Les gens pensaient que vous alliez faire bénéficier l'OM de votre réseau en Espagne, mais ça n'a pas été le cas. Pour quelles raisons?

 

Évidemment, je connais les joueurs, je connais les agents… Mais je vais retourner le problème: figurez-vous qu'au Barça, on a tendance à dire que le marché préférentiel doit être la Ligue 1. Et bien à l'OM, le marché préférentiel devrait aussi être la Ligue 1. Même si cette année, il est vrai que nous n'avons pas fait signer de joueur français. Mais au fond, qu'importe la nationalité: nous faisons venir les joueurs qui nous intéressent, d'où qu'ils viennent. C'est le principe de mondialisation dont on parlait tout à l'heure… Un joueur comme Rami a beau être français, il a passé une bonne partie de sa carrière en Espagne.
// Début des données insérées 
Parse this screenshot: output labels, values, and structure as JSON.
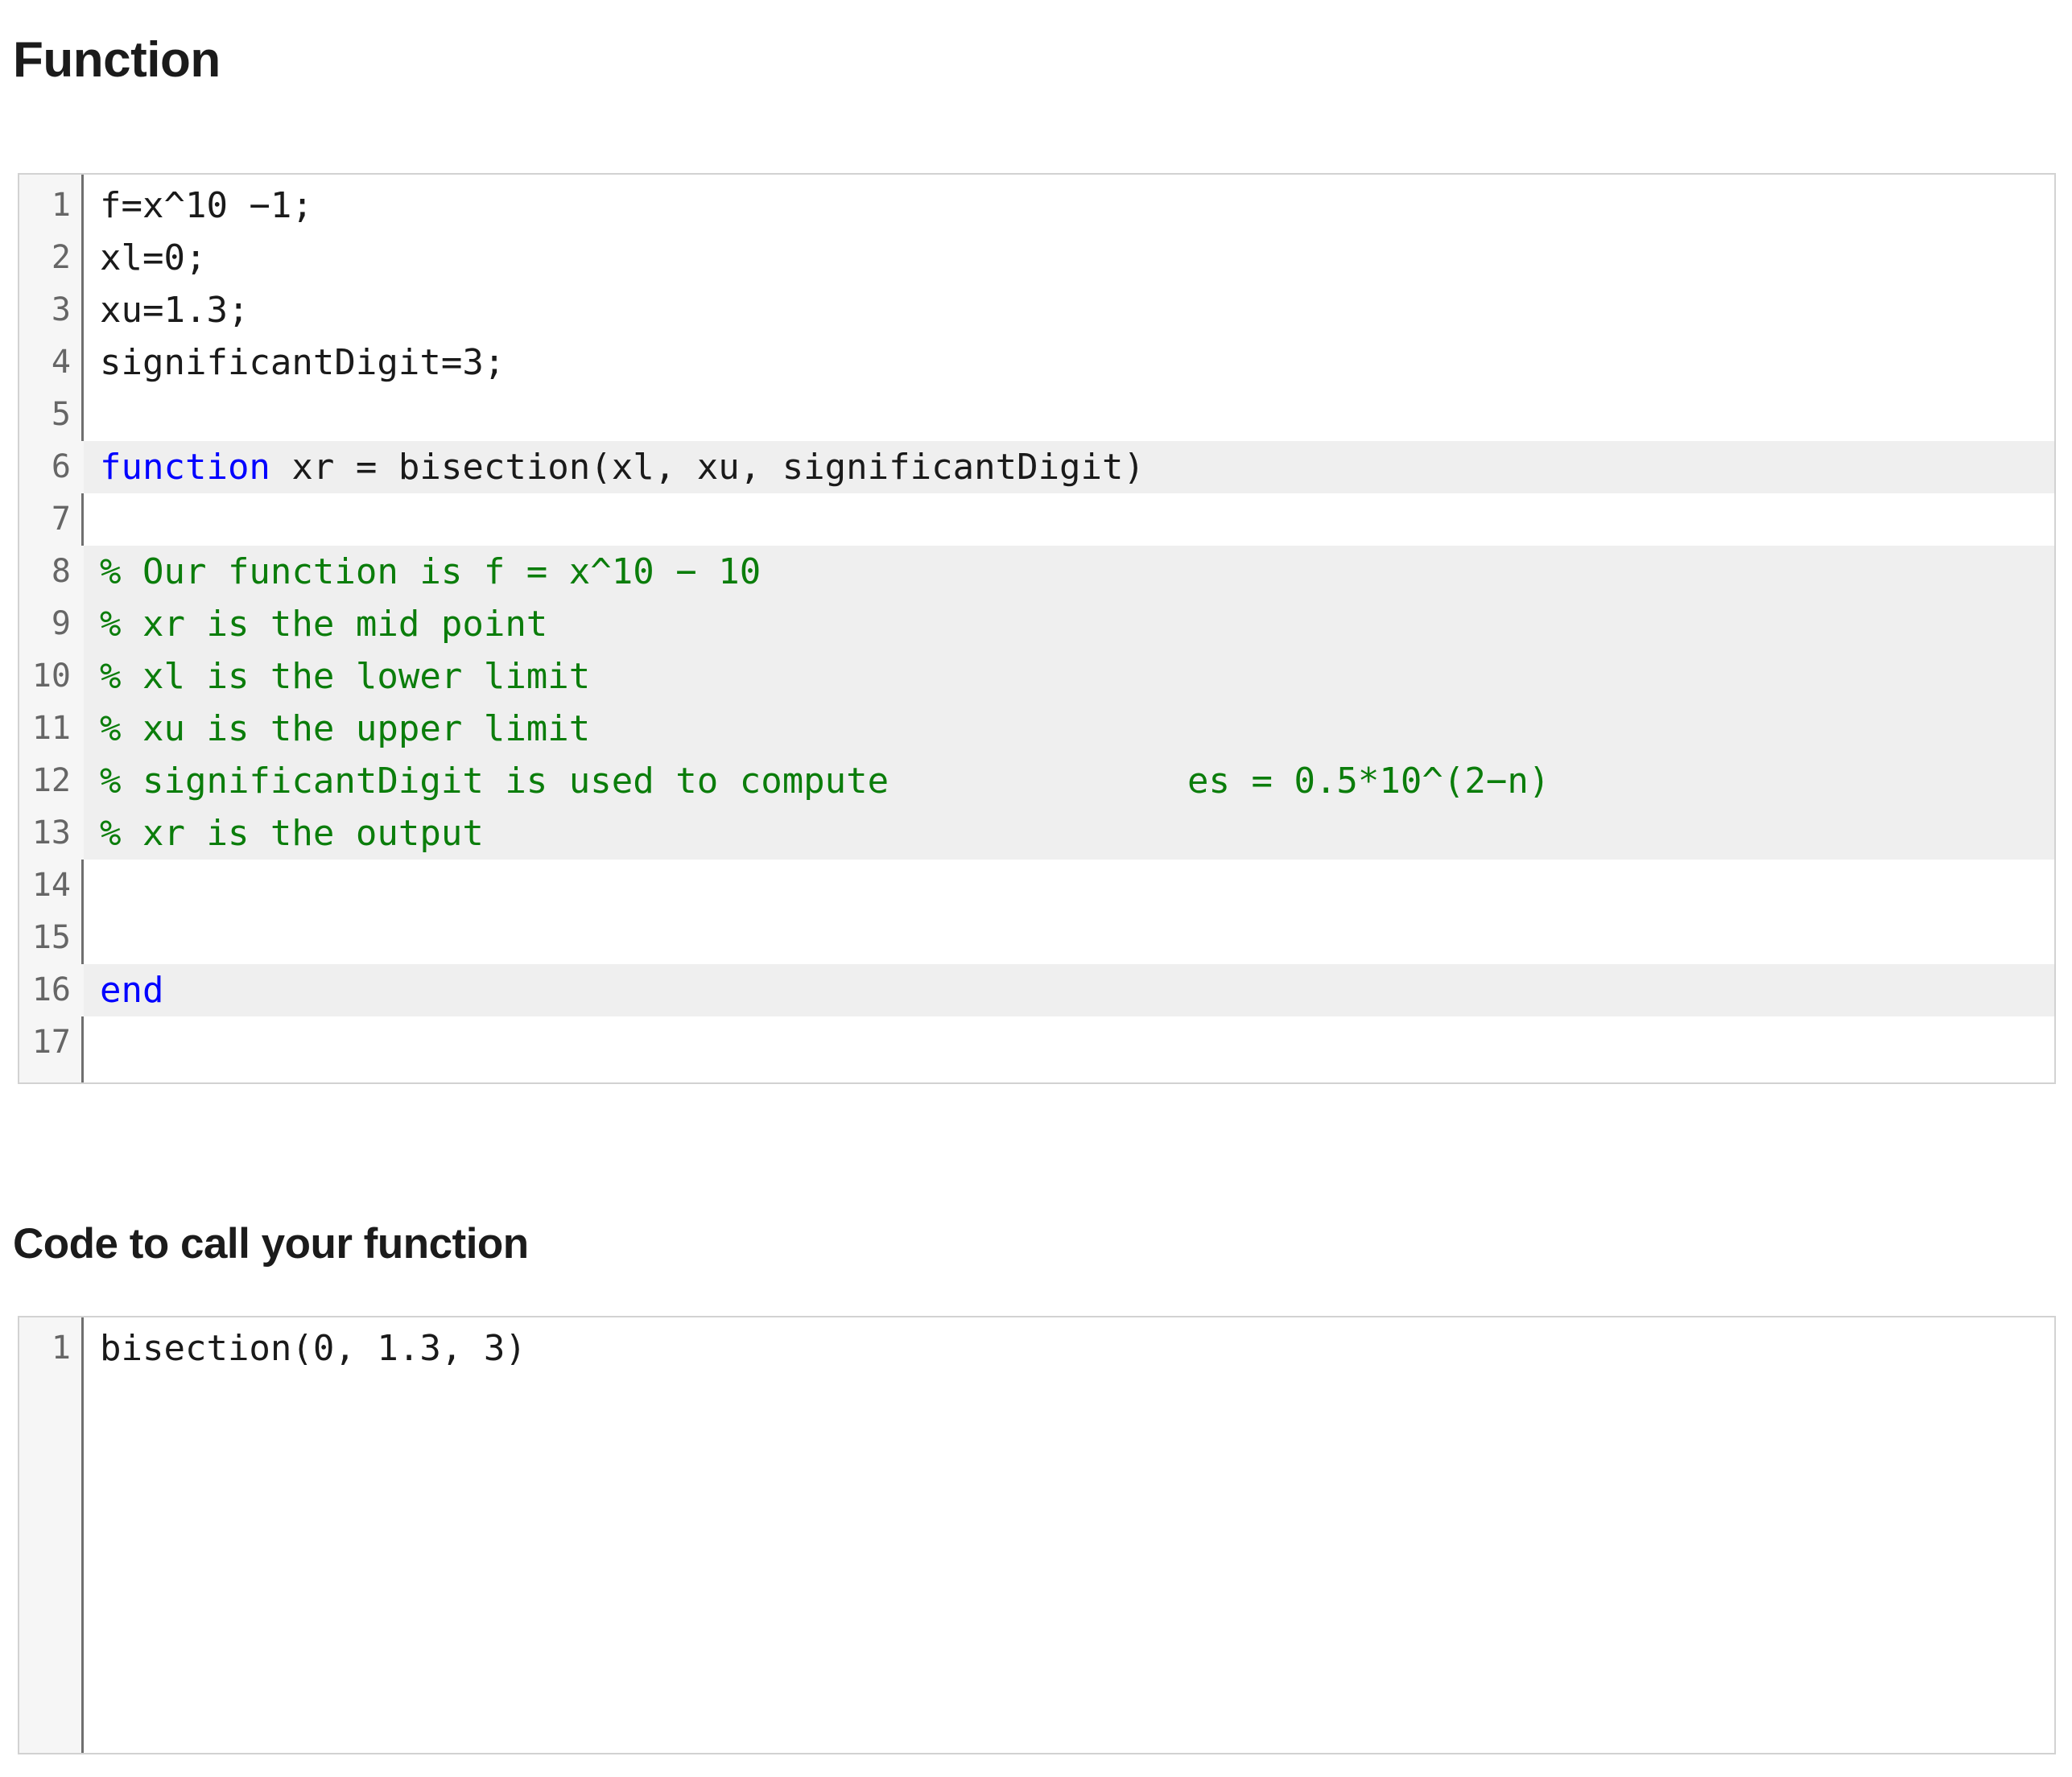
{
  "headings": {
    "function": "Function",
    "code_to_call": "Code to call your function"
  },
  "function_block": {
    "lines": [
      {
        "num": "1",
        "highlight": false,
        "type": "plain",
        "text": "f=x^10 −1;"
      },
      {
        "num": "2",
        "highlight": false,
        "type": "plain",
        "text": "xl=0;"
      },
      {
        "num": "3",
        "highlight": false,
        "type": "plain",
        "text": "xu=1.3;"
      },
      {
        "num": "4",
        "highlight": false,
        "type": "plain",
        "text": "significantDigit=3;"
      },
      {
        "num": "5",
        "highlight": false,
        "type": "plain",
        "text": ""
      },
      {
        "num": "6",
        "highlight": true,
        "type": "keyword",
        "keyword": "function",
        "rest": " xr = bisection(xl, xu, significantDigit)",
        "text": "function xr = bisection(xl, xu, significantDigit)"
      },
      {
        "num": "7",
        "highlight": false,
        "type": "plain",
        "text": ""
      },
      {
        "num": "8",
        "highlight": true,
        "type": "comment",
        "text": "% Our function is f = x^10 − 10"
      },
      {
        "num": "9",
        "highlight": true,
        "type": "comment",
        "text": "% xr is the mid point"
      },
      {
        "num": "10",
        "highlight": true,
        "type": "comment",
        "text": "% xl is the lower limit"
      },
      {
        "num": "11",
        "highlight": true,
        "type": "comment",
        "text": "% xu is the upper limit"
      },
      {
        "num": "12",
        "highlight": true,
        "type": "comment",
        "text": "% significantDigit is used to compute              es = 0.5*10^(2−n)"
      },
      {
        "num": "13",
        "highlight": true,
        "type": "comment",
        "text": "% xr is the output"
      },
      {
        "num": "14",
        "highlight": false,
        "type": "plain",
        "text": ""
      },
      {
        "num": "15",
        "highlight": false,
        "type": "plain",
        "text": ""
      },
      {
        "num": "16",
        "highlight": true,
        "type": "keyword",
        "keyword": "end",
        "rest": "",
        "text": "end"
      },
      {
        "num": "17",
        "highlight": false,
        "type": "plain",
        "text": ""
      }
    ]
  },
  "call_block": {
    "lines": [
      {
        "num": "1",
        "highlight": false,
        "type": "plain",
        "text": "bisection(0, 1.3, 3)"
      }
    ]
  },
  "colors": {
    "keyword": "#0000ff",
    "comment": "#0b7d0b",
    "plain": "#1a1a1a",
    "gutter_bg": "#f6f6f6",
    "highlight_bg": "#efefef",
    "border": "#d2d2d2",
    "heading": "#1b1b1b"
  }
}
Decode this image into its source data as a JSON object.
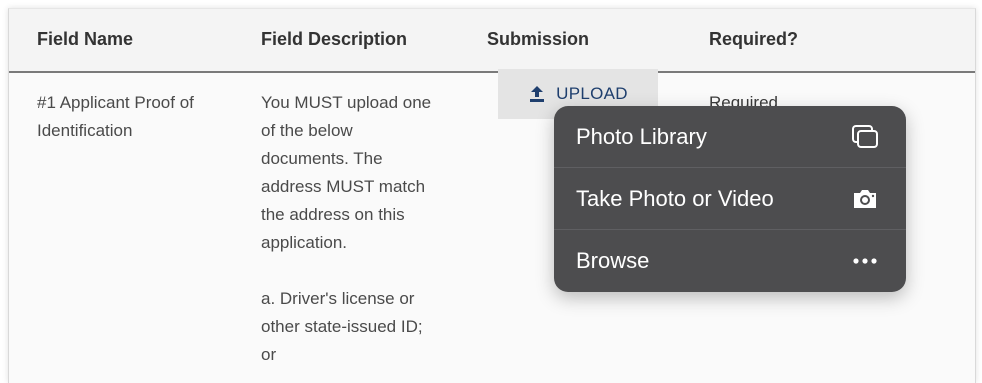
{
  "table": {
    "headers": {
      "field_name": "Field Name",
      "field_description": "Field Description",
      "submission": "Submission",
      "required": "Required?"
    },
    "row": {
      "field_name": "#1 Applicant Proof of\nIdentification",
      "field_description": "You MUST upload one\nof the below\ndocuments. The\naddress MUST match\nthe address on this\napplication.\n\na. Driver's license or\nother state-issued ID;\nor",
      "required": "Required"
    }
  },
  "upload": {
    "label": "UPLOAD",
    "icon": "upload-icon",
    "color": "#1f3f6e"
  },
  "menu": {
    "items": [
      {
        "label": "Photo Library",
        "icon": "photo-library-icon"
      },
      {
        "label": "Take Photo or Video",
        "icon": "camera-icon"
      },
      {
        "label": "Browse",
        "icon": "more-icon"
      }
    ],
    "background": "#4d4d4f"
  }
}
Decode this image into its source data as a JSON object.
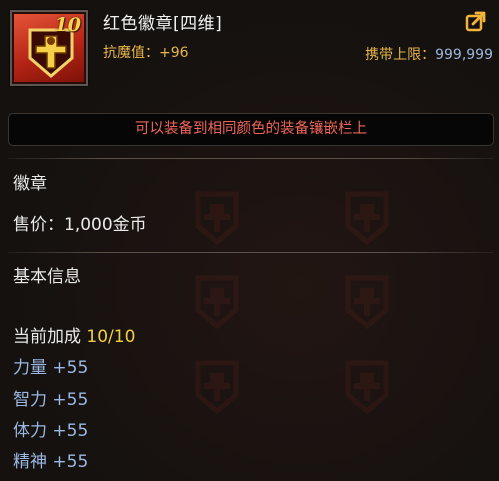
{
  "item": {
    "name": "红色徽章[四维]",
    "level": "10",
    "resist_label": "抗魔值：",
    "resist_value": "+96",
    "carry_label": "携带上限：",
    "carry_value": "999,999",
    "notice": "可以装备到相同颜色的装备镶嵌栏上"
  },
  "info": {
    "category": "徽章",
    "price_label": "售价：",
    "price_value": "1,000金币",
    "section_title": "基本信息",
    "bonus_label": "当前加成",
    "bonus_value": "10/10"
  },
  "stats": [
    {
      "name": "力量",
      "value": "+55"
    },
    {
      "name": "智力",
      "value": "+55"
    },
    {
      "name": "体力",
      "value": "+55"
    },
    {
      "name": "精神",
      "value": "+55"
    }
  ],
  "icons": {
    "item": "red-badge-emblem-icon",
    "share": "share-arrow-icon"
  },
  "colors": {
    "notice_text": "#f0655a",
    "gold_text": "#e8b64c",
    "stat_text": "#9bb8e2",
    "badge_red": "#b52416"
  }
}
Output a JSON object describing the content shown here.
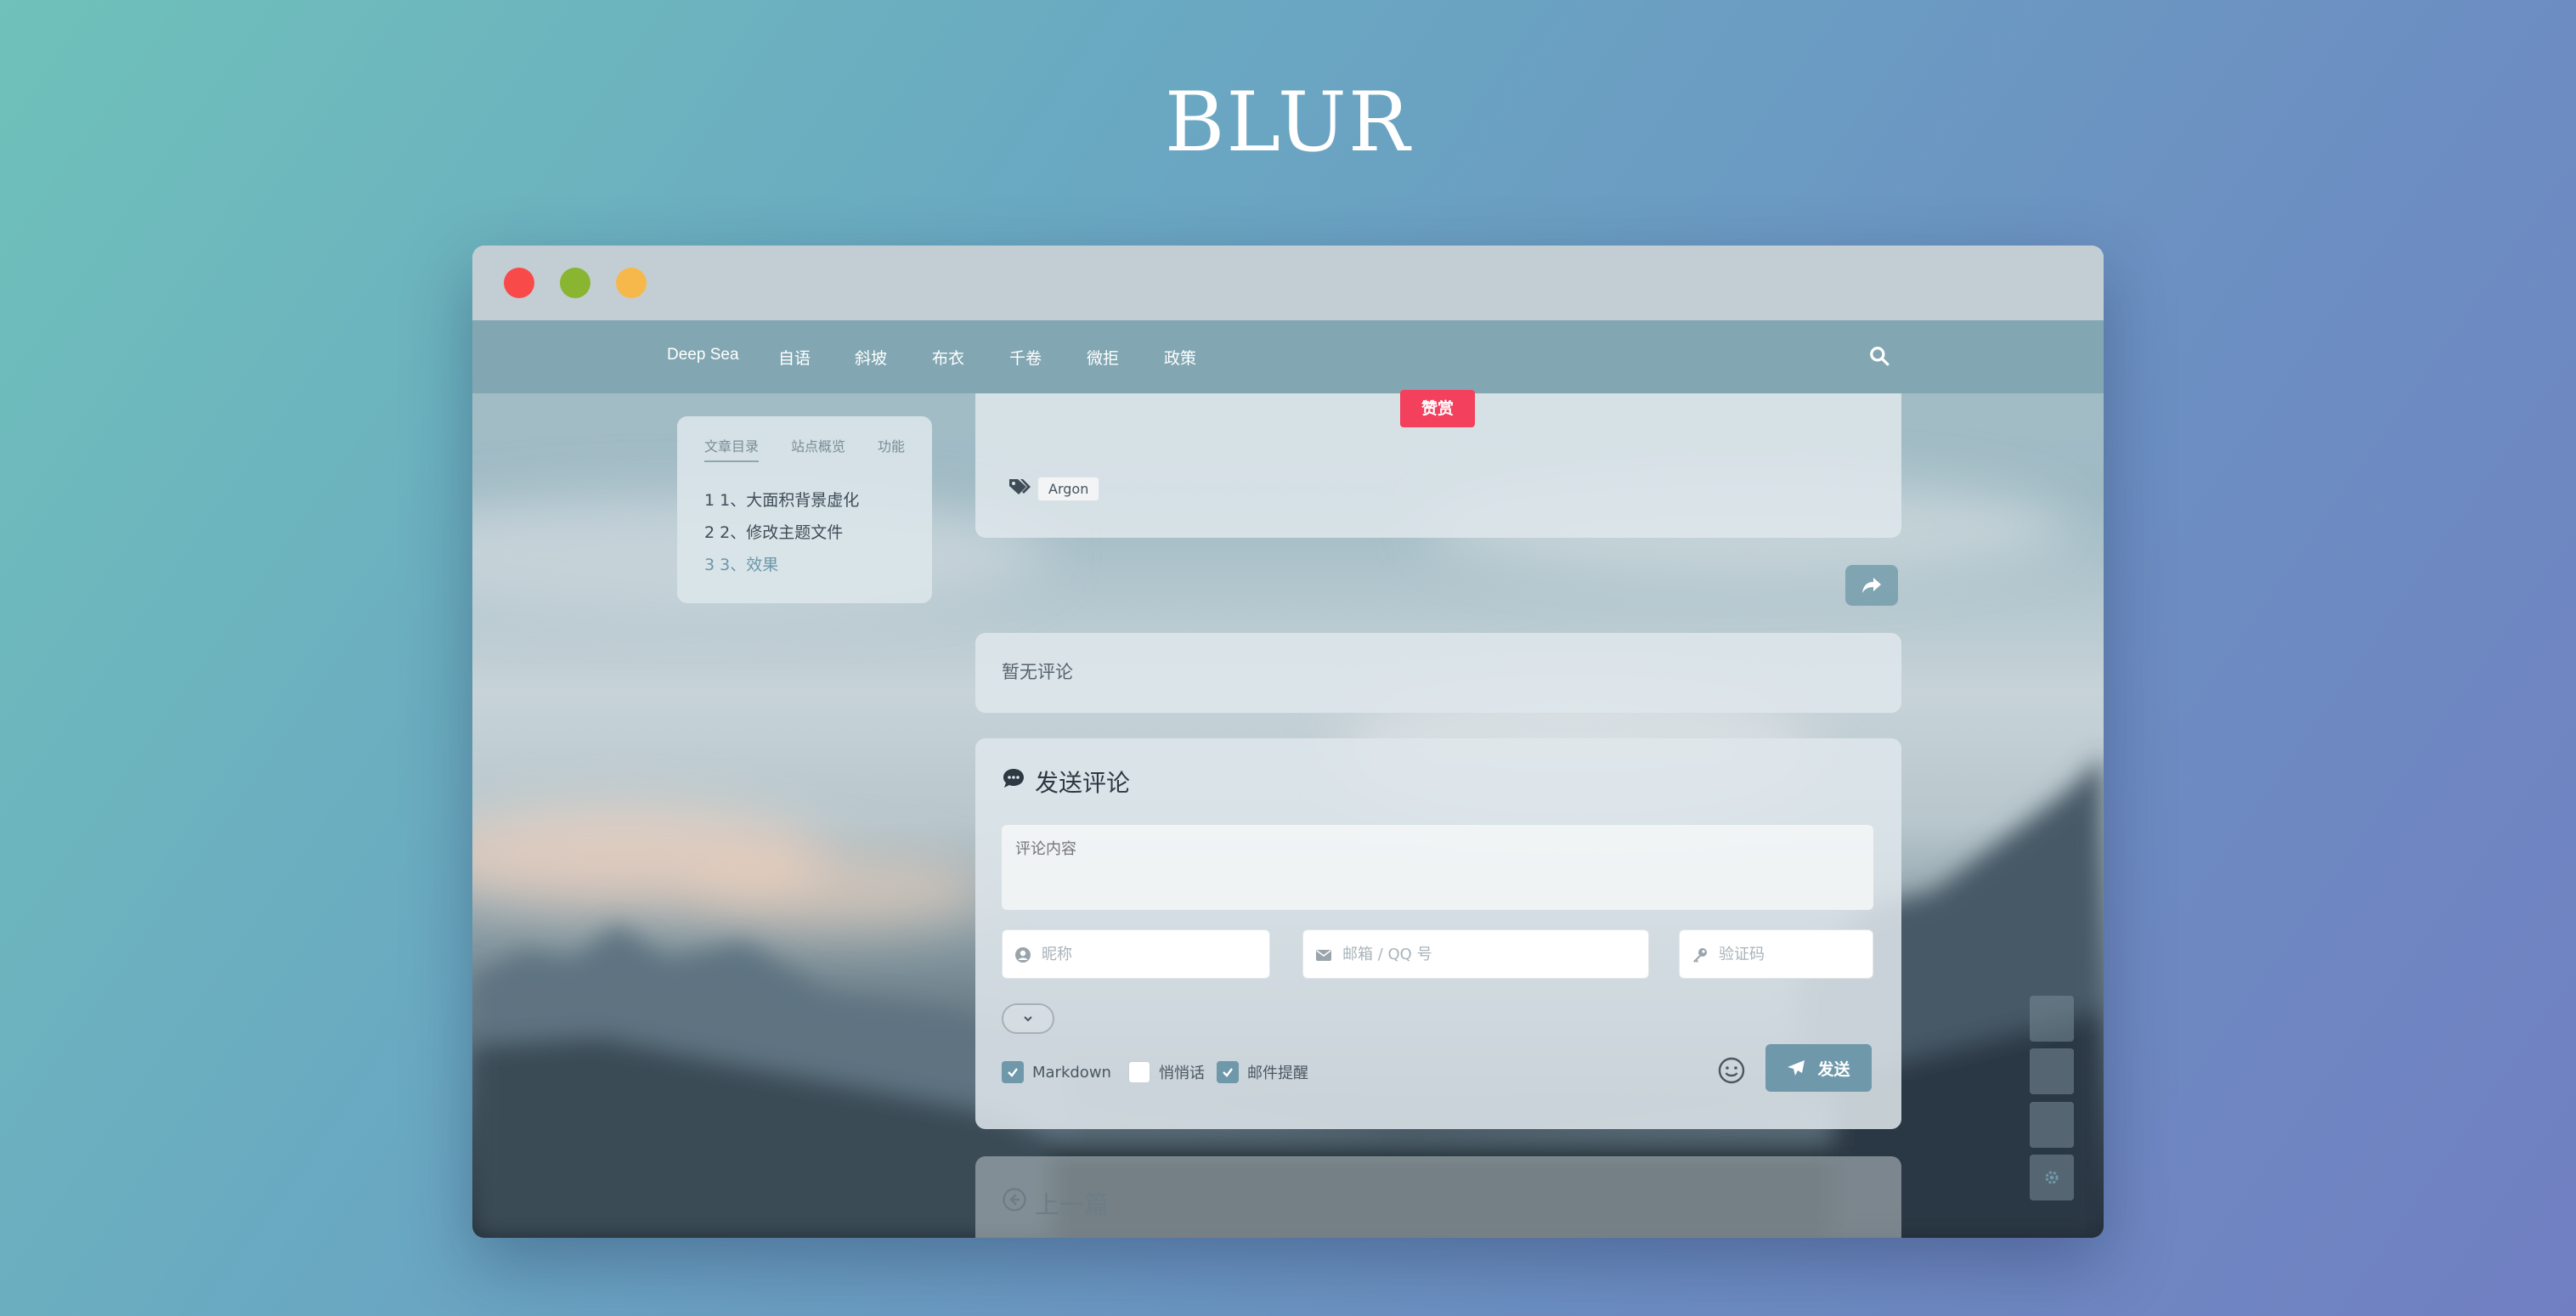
{
  "hero": {
    "title": "BLUR"
  },
  "window": {
    "traffic_lights": [
      "#f94a4a",
      "#8ab531",
      "#f7b84b"
    ]
  },
  "navbar": {
    "brand": "Deep Sea",
    "items": [
      "自语",
      "斜坡",
      "布衣",
      "千卷",
      "微拒",
      "政策"
    ],
    "search_icon": "search-icon"
  },
  "toc": {
    "tabs": [
      "文章目录",
      "站点概览",
      "功能"
    ],
    "items": [
      "1 1、大面积背景虚化",
      "2 2、修改主题文件",
      "3 3、效果"
    ]
  },
  "article": {
    "reward_label": "赞赏",
    "tag": "Argon"
  },
  "comments": {
    "empty_label": "暂无评论"
  },
  "comment_form": {
    "title": "发送评论",
    "content_placeholder": "评论内容",
    "nickname_placeholder": "昵称",
    "email_placeholder": "邮箱 / QQ 号",
    "captcha_placeholder": "验证码",
    "options": [
      {
        "label": "Markdown",
        "checked": true
      },
      {
        "label": "悄悄话",
        "checked": false
      },
      {
        "label": "邮件提醒",
        "checked": true
      }
    ],
    "send_label": "发送"
  },
  "navigation": {
    "prev_label": "上一篇"
  },
  "colors": {
    "accent": "#6f98aa",
    "reward": "#f3405c"
  }
}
Et cette année, on a fait venir un Néerlandais qui a longtemps joué en Italie. Franchement, recruter espagnol, cela ne m'obsède pas. L'important, c'est d'abord de faire venir de bons joueurs.

 

On peut parler de votre relation avec Rudi Garcia? À une époque, la rumeur prétendait que ça ne se passait pas très bien entre vous.

 

Oui, tout le monde a toujours un avis, de l'extérieur (rires). Il y a quelque chose de très hiérarchique dans les méthodes de travail en France: il est souvent question de savoir qui donne des ordres à qui. Moi, je réponds toujours la même chose: l'important, c'est de bien travailler ensemble. Savoir qui décide n'est pas un sujet: à la fin, c'est l'institution OM qui tranche, et les contrats sont signés par le président. Personnellement, je n'ai pas d'autre objectif que de voir l'équipe bien jouer et gagner des matches. Mon boulot, c'est de proposer les meilleurs profils possibles à Rudi. Je n'ai jamais eu pour ambition de remplacer l'entraîneur.

 

Propos recueillis par Rémi Belot, photos Valentine Vermeil.

 

[1] Les deux joueurs, formés à la Masia, ont entraîné le club pendant la période où Andoni Zubizarreta en était le directeur sportif.